Wings 5
Wings page 5
Below (October 24, 2016): The bottom-side wing root fillets are pretty much done. Time to turn the plane back upright. It will remain upright for the winter of 2016-17.
Above, I've cut out the ailerons.
Above, I've floxed 50 anchor nuts on the inner sides of the aileron spars. Obviously I never got the hang of this and used a ridonkulous amount of flox. But I'd rather have too much flox than to screw the aileron hinges into these and have them come loose, and not be able to get to them.
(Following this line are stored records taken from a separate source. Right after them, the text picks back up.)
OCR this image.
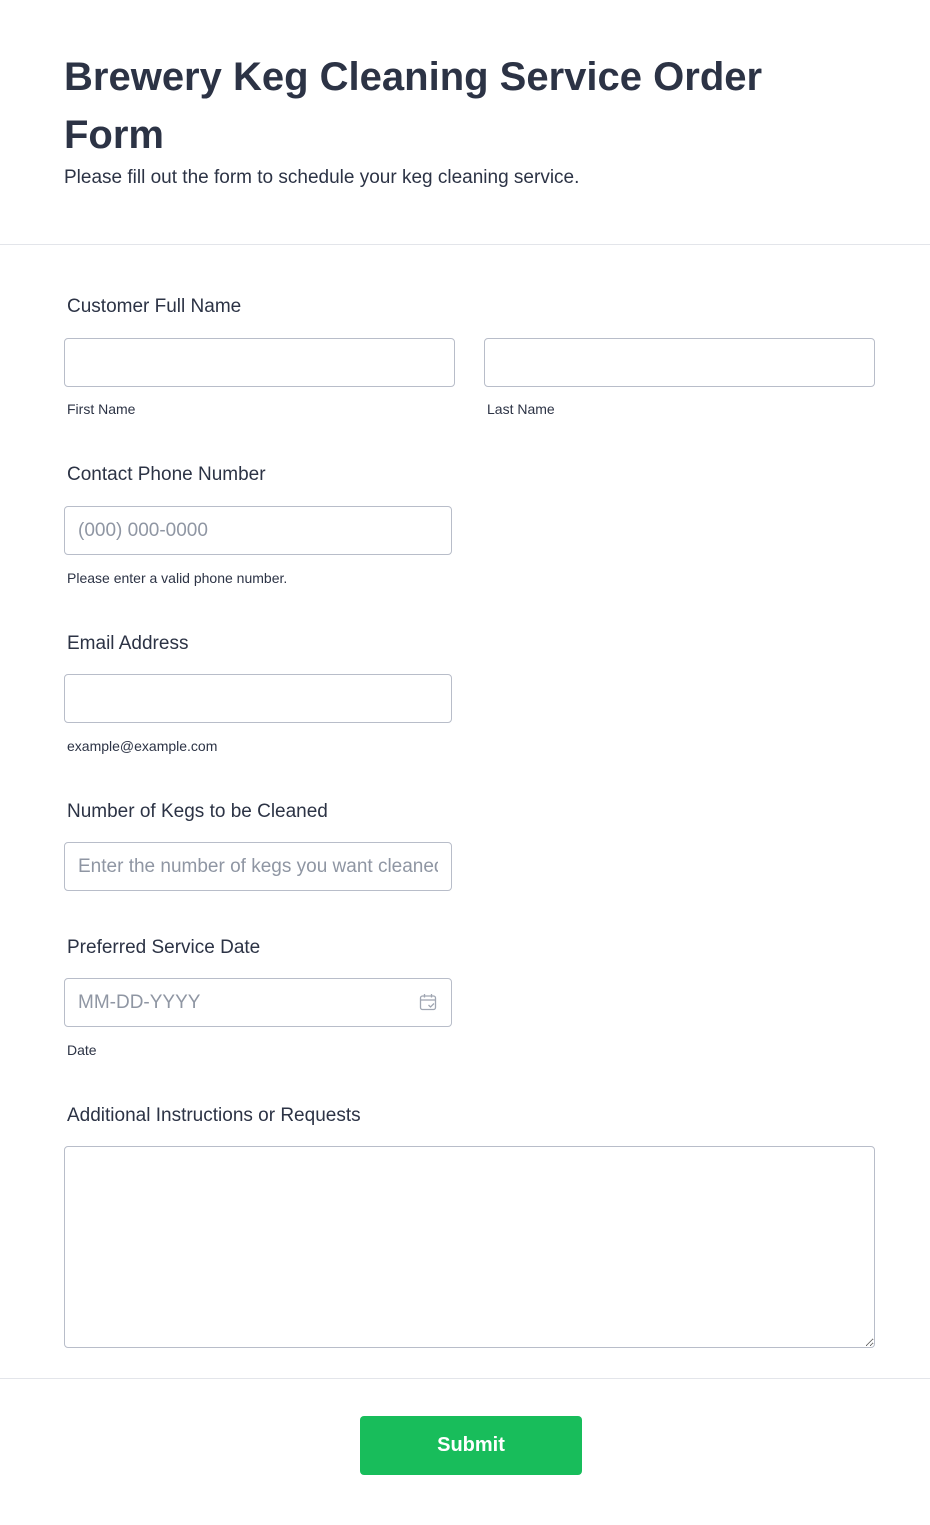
Brewery Keg Cleaning Service Order Form
Please fill out the form to schedule your keg cleaning service.
Customer Full Name
First Name	Last Name
Contact Phone Number
(000) 000-0000
Please enter a valid phone number.
Email Address
example@example.com
Number of Kegs to be Cleaned
Enter the number of kegs you want cleaned
Preferred Service Date
MM-DD-YYYY
Date
Additional Instructions or Requests
Submit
Above is something you might want to be aware of if using the 5048 airfoils. On the left is the profile of the RAF48 foil from the plans. The line I've drawn represents approximately where the aileron is cut from the wing, and my finger is pointing close to where the aileron horn attach point is supposed to be. The distance from the aileron hinge to the attach point on the horn comes out to about 2.75". On the right is one of my actual 5048 ailerons. I made the aileron horn to fit the fatter airfoil, but now realize that the attach point on the horn will be about 3.25" away from the hinge. With the longer arm between attach point and hinge, I figure significantly more stick action would be needed to make the ailerons reach their "Trailing Edge Down 10 degrees / Trailing Edge Up 20 degrees" limits. So, I'm going to have to think about drilling new attach point holes in the horns about 1/2" up from where they are now, to bring it closer to the plans arm distance. I'll have to see whether having the attachment farther up the horn would create interference between the actuator and the aileron.
Above, I've attached the aileron counterbalance holder plates to the aileron spars with pan-head screws. You can see I've beefed up the area with thin aluminum plates. I'm going to put washers under the pan heads. Even though they protrude, I don't think they'll interfere with the ailerons' range of motion. The plans say to use pan-heads, and I can see why. These need to have a strong purchase because of the weight they'll bear. I'm using aluminum for the holder plates. Some people go all out and make them out of steel.
You can also see one of the counterbalances, fresh after pouring the lead into it. These will be filed neatly. I designed the weights to stick as far forward as possible without hitting the rear spar of the wing when the aileron is at maximum downward angle. I'll make them a little more "aerodynamic" with foam and glass once they're installed. My hope is that once I balance the ailerons (with micro applied), I'll be able to cut a section of the balance weights completely off their rear side. They'll be attached to the holder plates with two bolts each, driven up through the lead.
These weights are important and you've got to check them regularly. Some have broken off. A pilot in South Africa recently died because his airplane's ailerons were incorrectly balanced, I guess from the start. At high speed, one of his ailerons began to "flutter" so violently that the main wing spar broke under his seat. That's the only time I've heard or read of a KR's spar failing.
I've also packed the four aileron spars' hinge-holes with foam, so that when I glass them into the ailerons and wings, epoxy won't seep down into the anchor nut threads.
Above, the aileron spars have been glassed in, and the counterbalances have been installed. I'll add foam and glass so they'll be flush with the underside of the wing when the ailerons are in neutral position. As you can see, the bottom of the aileron is covered with a lot of unsanded micro.
Above, the aileron is hanging loosely on the hinge from the wing. It's perfectly balanced for now. The underside of the ailerons is covered with a lot of unsanded micro at this point. So, I figure that in the end, after sanding and painting, the ailerons should remain pretty well balanced. It won't be hard to add or subtract weight as necessary to make them right.